With its on-premises analytics infrastructure hitting capacity, Cleveland, Ohio-based KeyBank has turned to the cloud, a move the large regional bank believes will provide clear performance benefits and likely cost savings but one that will require rethinking how the company trains and manages its users.
The bank processes about 4 billion records each night. Data is loaded into a Hadoop data lake and is then pushed down to more than 40 downstream systems, including 10 to 12 data marts used by Teradata. “It’s a conventional on-prem architecture that would be current today,” says Mike Onders, chief data officer, divisional CIO, and head of enterprise architecture at KeyBank. “We have over a petabyte of data in the Hadoop data lake environment and over 30 terabytes in the Teradata environment.”

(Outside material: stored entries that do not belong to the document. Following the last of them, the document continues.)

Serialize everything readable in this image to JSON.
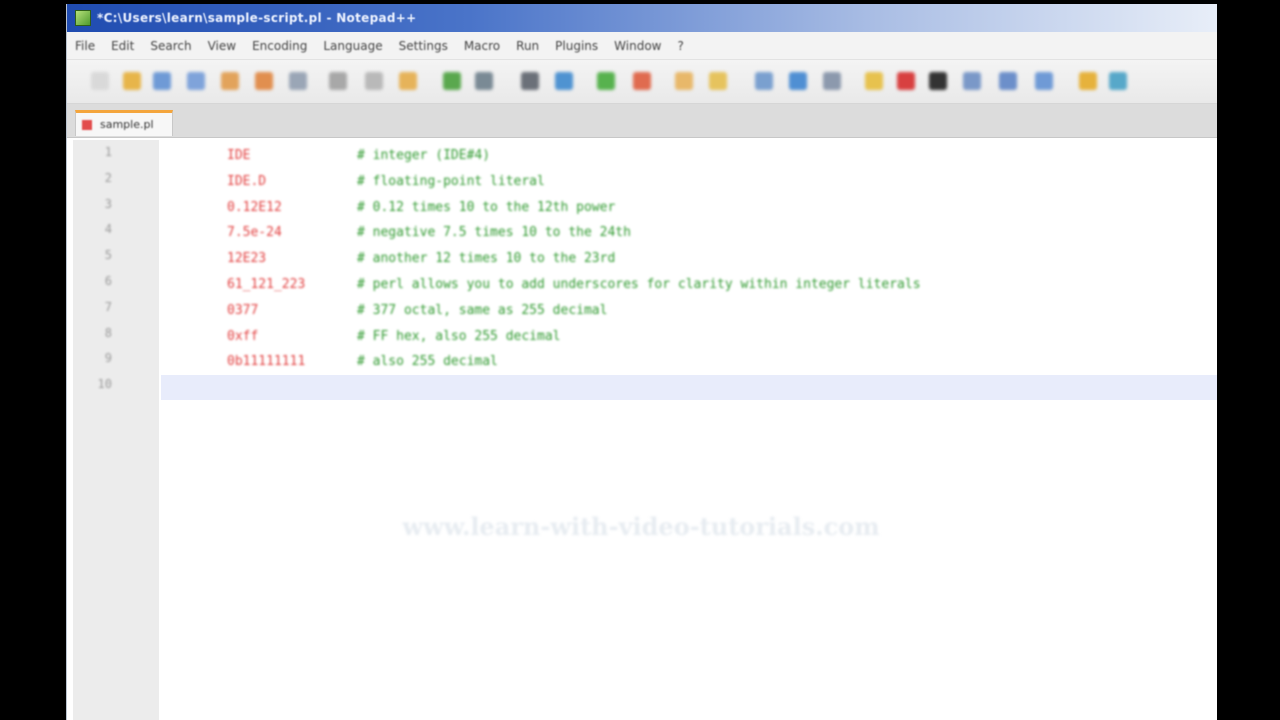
{
  "window": {
    "title": "*C:\\Users\\learn\\sample-script.pl - Notepad++"
  },
  "menu": [
    "File",
    "Edit",
    "Search",
    "View",
    "Encoding",
    "Language",
    "Settings",
    "Macro",
    "Run",
    "Plugins",
    "Window",
    "?"
  ],
  "toolbar_icons": [
    {
      "name": "new-file-icon",
      "color": "#d9d9d9"
    },
    {
      "name": "open-file-icon",
      "color": "#e7b54a"
    },
    {
      "name": "save-icon",
      "color": "#6f9ad6"
    },
    {
      "name": "save-all-icon",
      "color": "#7fa3da"
    },
    {
      "name": "close-icon",
      "color": "#e2a35b"
    },
    {
      "name": "close-all-icon",
      "color": "#e18f4f"
    },
    {
      "name": "print-icon",
      "color": "#9aa6b6"
    },
    {
      "name": "cut-icon",
      "color": "#a8a8a8"
    },
    {
      "name": "copy-icon",
      "color": "#b9b9b9"
    },
    {
      "name": "paste-icon",
      "color": "#e6b35a"
    },
    {
      "name": "undo-icon",
      "color": "#5aa84e"
    },
    {
      "name": "redo-icon",
      "color": "#7a8a95"
    },
    {
      "name": "find-icon",
      "color": "#6b7079"
    },
    {
      "name": "replace-icon",
      "color": "#4f93d1"
    },
    {
      "name": "zoom-in-icon",
      "color": "#57b24e"
    },
    {
      "name": "zoom-out-icon",
      "color": "#e06b4f"
    },
    {
      "name": "sync-v-icon",
      "color": "#e8b86a"
    },
    {
      "name": "sync-h-icon",
      "color": "#e6c35e"
    },
    {
      "name": "word-wrap-icon",
      "color": "#7aa0cf"
    },
    {
      "name": "all-chars-icon",
      "color": "#4f8fd3"
    },
    {
      "name": "indent-guide-icon",
      "color": "#8c99ad"
    },
    {
      "name": "user-lang-icon",
      "color": "#e7c24e"
    },
    {
      "name": "record-macro-icon",
      "color": "#d84040"
    },
    {
      "name": "stop-macro-icon",
      "color": "#333333"
    },
    {
      "name": "play-macro-icon",
      "color": "#7a98c8"
    },
    {
      "name": "play-multi-icon",
      "color": "#6c8fca"
    },
    {
      "name": "save-macro-icon",
      "color": "#6f9ad6"
    },
    {
      "name": "run-icon",
      "color": "#e6b23c"
    },
    {
      "name": "plugin-icon",
      "color": "#57a8c9"
    }
  ],
  "tab": {
    "label": "sample.pl"
  },
  "code_lines": [
    {
      "num": "1",
      "cmd": "IDE",
      "comment": "# integer (IDE#4)"
    },
    {
      "num": "2",
      "cmd": "IDE.D",
      "comment": "# floating-point literal"
    },
    {
      "num": "3",
      "cmd": "0.12E12",
      "comment": "# 0.12 times 10 to the 12th power"
    },
    {
      "num": "4",
      "cmd": "7.5e-24",
      "comment": "# negative 7.5 times 10 to the 24th"
    },
    {
      "num": "5",
      "cmd": "12E23",
      "comment": "# another 12 times 10 to the 23rd"
    },
    {
      "num": "6",
      "cmd": "61_121_223",
      "comment": "# perl allows you to add underscores for clarity within integer literals"
    },
    {
      "num": "7",
      "cmd": "0377",
      "comment": "# 377 octal, same as 255 decimal"
    },
    {
      "num": "8",
      "cmd": "0xff",
      "comment": "# FF hex, also 255 decimal"
    },
    {
      "num": "9",
      "cmd": "0b11111111",
      "comment": "# also 255 decimal"
    },
    {
      "num": "10",
      "cmd": "",
      "comment": ""
    }
  ],
  "watermark": "www.learn-with-video-tutorials.com"
}
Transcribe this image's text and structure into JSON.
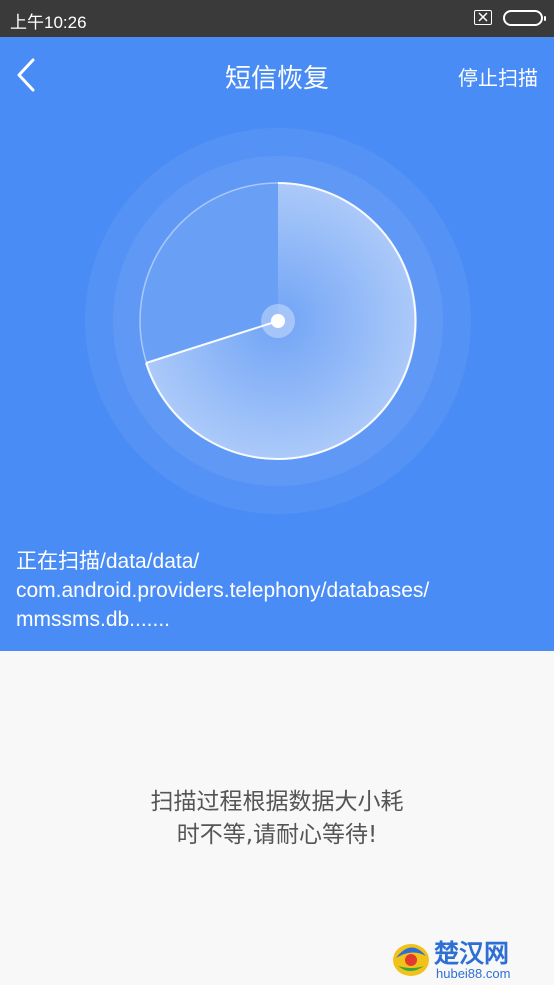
{
  "status_bar": {
    "time": "上午10:26",
    "icons": [
      "sim-card-icon",
      "battery-icon"
    ]
  },
  "header": {
    "back_icon": "chevron-left-icon",
    "title": "短信恢复",
    "stop_label": "停止扫描"
  },
  "scan": {
    "path_lines": [
      "正在扫描/data/data/",
      "com.android.providers.telephony/databases/",
      "mmssms.db......."
    ]
  },
  "hint": {
    "lines": [
      "扫描过程根据数据大小耗",
      "时不等,请耐心等待!"
    ]
  },
  "watermark": {
    "name": "楚汉网",
    "url": "hubei88.com"
  },
  "colors": {
    "accent": "#4a8cf5",
    "status_bar": "#3a3a3a",
    "background": "#f8f8f8",
    "hint_text": "#555555"
  }
}
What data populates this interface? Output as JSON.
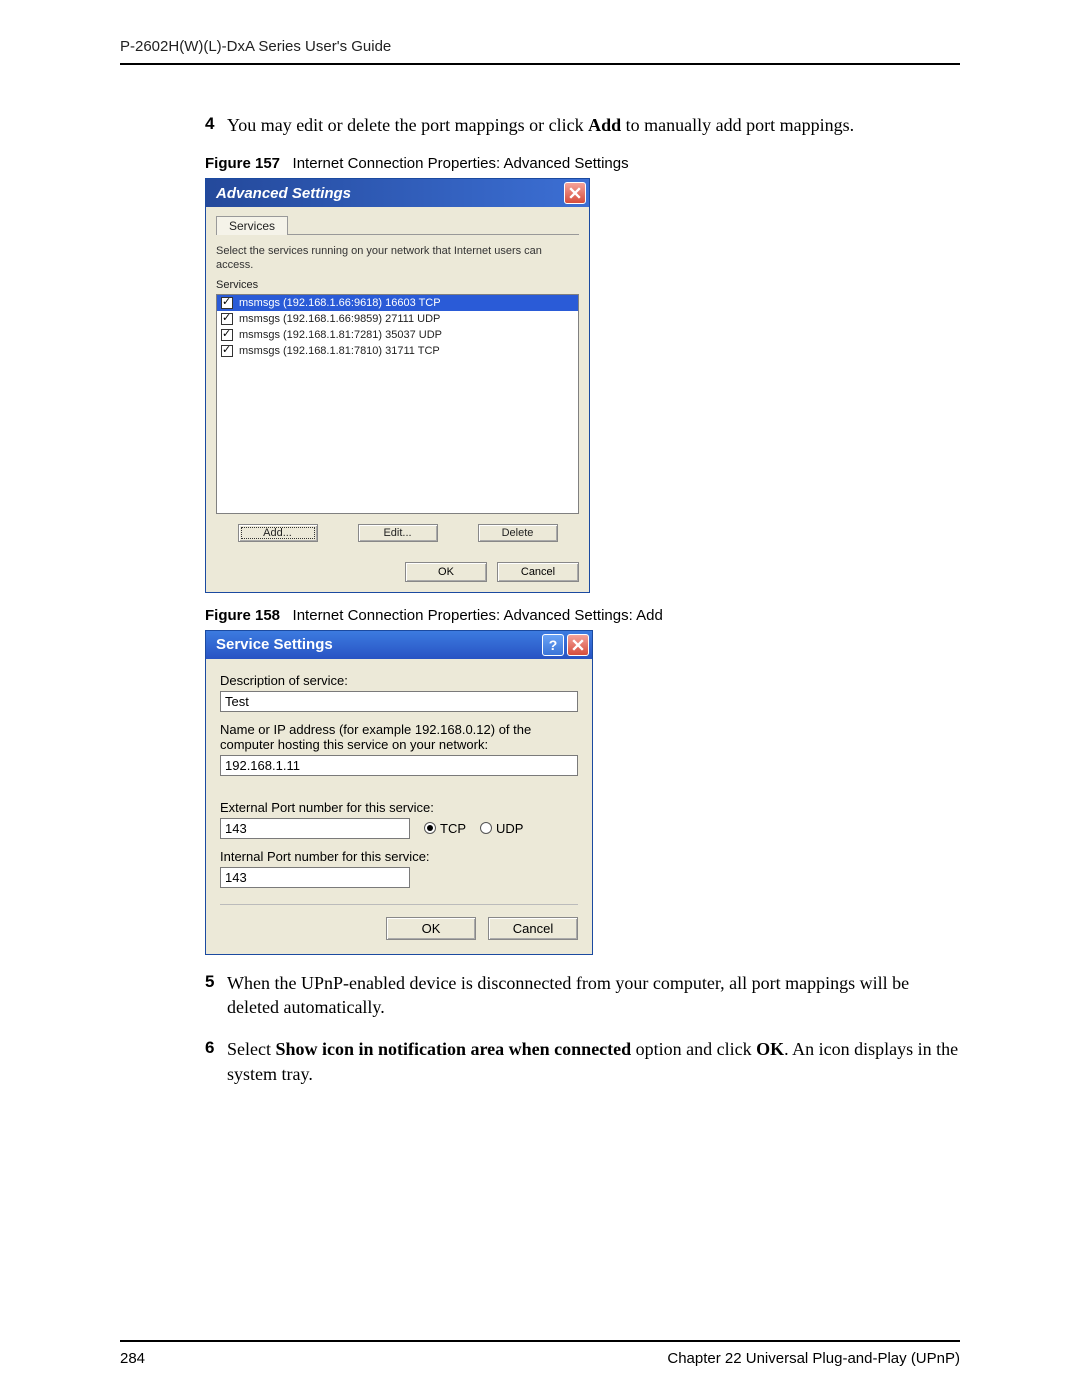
{
  "header": "P-2602H(W)(L)-DxA Series User's Guide",
  "step4": {
    "num": "4",
    "text_before": "You may edit or delete the port mappings or click ",
    "bold": "Add",
    "text_after": " to manually add port mappings."
  },
  "fig157": {
    "label": "Figure 157",
    "caption": "Internet Connection Properties: Advanced Settings"
  },
  "dialog1": {
    "title": "Advanced Settings",
    "tab": "Services",
    "instruction": "Select the services running on your network that Internet users can access.",
    "services_label": "Services",
    "services": [
      {
        "checked": true,
        "selected": true,
        "text": "msmsgs (192.168.1.66:9618) 16603 TCP"
      },
      {
        "checked": true,
        "selected": false,
        "text": "msmsgs (192.168.1.66:9859) 27111 UDP"
      },
      {
        "checked": true,
        "selected": false,
        "text": "msmsgs (192.168.1.81:7281) 35037 UDP"
      },
      {
        "checked": true,
        "selected": false,
        "text": "msmsgs (192.168.1.81:7810) 31711 TCP"
      }
    ],
    "add_btn": "Add...",
    "edit_btn": "Edit...",
    "delete_btn": "Delete",
    "ok_btn": "OK",
    "cancel_btn": "Cancel"
  },
  "fig158": {
    "label": "Figure 158",
    "caption": "Internet Connection Properties: Advanced Settings: Add"
  },
  "dialog2": {
    "title": "Service Settings",
    "desc_label": "Description of service:",
    "desc_value": "Test",
    "host_label": "Name or IP address (for example 192.168.0.12) of the computer hosting this service on your network:",
    "host_value": "192.168.1.11",
    "ext_label": "External Port number for this service:",
    "ext_value": "143",
    "tcp_label": "TCP",
    "udp_label": "UDP",
    "int_label": "Internal Port number for this service:",
    "int_value": "143",
    "ok_btn": "OK",
    "cancel_btn": "Cancel",
    "help_glyph": "?"
  },
  "step5": {
    "num": "5",
    "text": "When the UPnP-enabled device is disconnected from your computer, all port mappings will be deleted automatically."
  },
  "step6": {
    "num": "6",
    "before": "Select ",
    "bold1": "Show icon in notification area when connected",
    "mid": " option and click ",
    "bold2": "OK",
    "after": ". An icon displays in the system tray."
  },
  "footer": {
    "page": "284",
    "chapter": "Chapter 22 Universal Plug-and-Play (UPnP)"
  }
}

The system, which serves 400 SAS and Teradata users and 4,000 Tableau users, works well, but a little more than a year ago KeyBank’s Teradata appliances started reaching capacity.
“The engineered hardware itself still does what it was supposed to do: high-performance analytics,” Onders says. “But in an on-prem architecture, you govern capacity. You’re holding capacity steady and so performance will vary based on the loads on the box.” For KeyBank this meant performance and queuing issues when running month-end and quarter-end jobs.
Moreover, Onders’ team projected that KeyBank would need to refresh its Teradata environment in 2021 — an inevitability KeyBank wanted to avoid. That’s when Onders and his team decided to explore whether moving the bank’s analytics to the cloud would be a better choice.
To the cloud
In late 2018, Onders’ team launched a proof of concept (PoC) with cloud data platform Snowflake, followed by a PoC with Google Cloud Platform in early 2019. While Onders concedes Snowflake had a slight edge in performance, the promise of a single vendor architecture for managing ETL, visualization, data storage, data access, and machine learning made Google the right choice for KeyBank.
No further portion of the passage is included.